Ewing sarcoma and osteosarcoma are the most common nonhematologic primary vertebral malignancies. Compared to osteosarcoma in the limbs, vertebral involvement usually happens in older age, with a mean of 38 years. It is more common in men. The tumor typically arises in posterior elements of the spine with partial involvement of the vertebral body. X‐ray and CT in osteosarcoma usually have a mixed osteosclerotic–osteolytic appearance. A heterogenous soft tissue mass with ossified and nonossified components usually accompanies the lesion. Ivory vertebra is a rare manifestation seen in sclerosing osteoblastic osteosarcoma. A purely lytic pattern may also be seen in some variants, such as telangiectatic osteosarcoma. Spinal osteosarcoma has nonspecific MRI findings. The mineralized components of the tumor are low signal on both T1‐ and T2‐weighted images, while nonmineralized parts exhibit high signals on T2. Fluid–fluid levels have been reported in telangiectatic osteosarcoma. Soft tissue extension, expansive pattern cortical destruction, and pathological fractures may also be seen.

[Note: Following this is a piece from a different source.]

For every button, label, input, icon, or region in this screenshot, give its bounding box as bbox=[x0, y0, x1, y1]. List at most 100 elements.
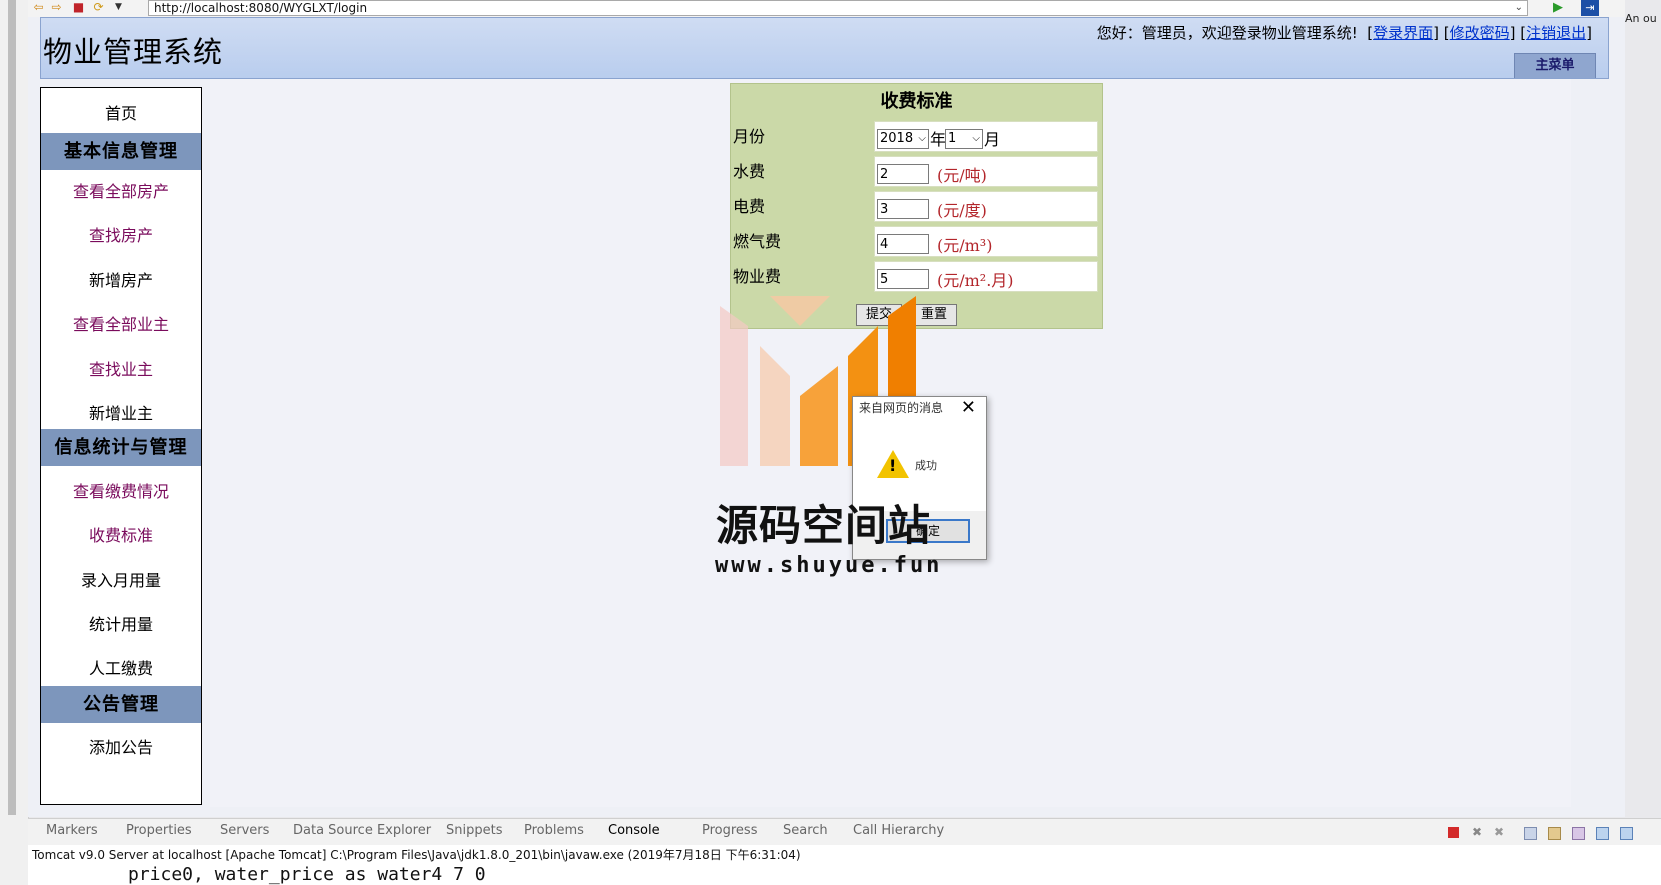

Ewing sarcoma has a peak incidence in the second decade of life with a mean age of 19 and a relative male predominance. Vertebral column is affected in 3–10% of cases, with the sacro‐coccygeal region being the most common site of involvement, followed by lumbar and thoracic spine. Like osteosarcoma, lesions usually originate in the posterior elements of the spine and extend into the vertebral body. Pain is the most common symptom. Radiculopathy and neurological deficit are seen in up to 80% of cases. Lesions can be lytic, sclerotic, or mixed. Most lesions are lytic and morphologically aggressive, with large paraspinal soft tissue components that are usually larger than the parent intraosseous lesion. Ivory vertebra, vertebra plana, and pseudohemangioma are other unusual imaging findings. Invasion of the spinal canal is very common and happens in up to 91% of cases.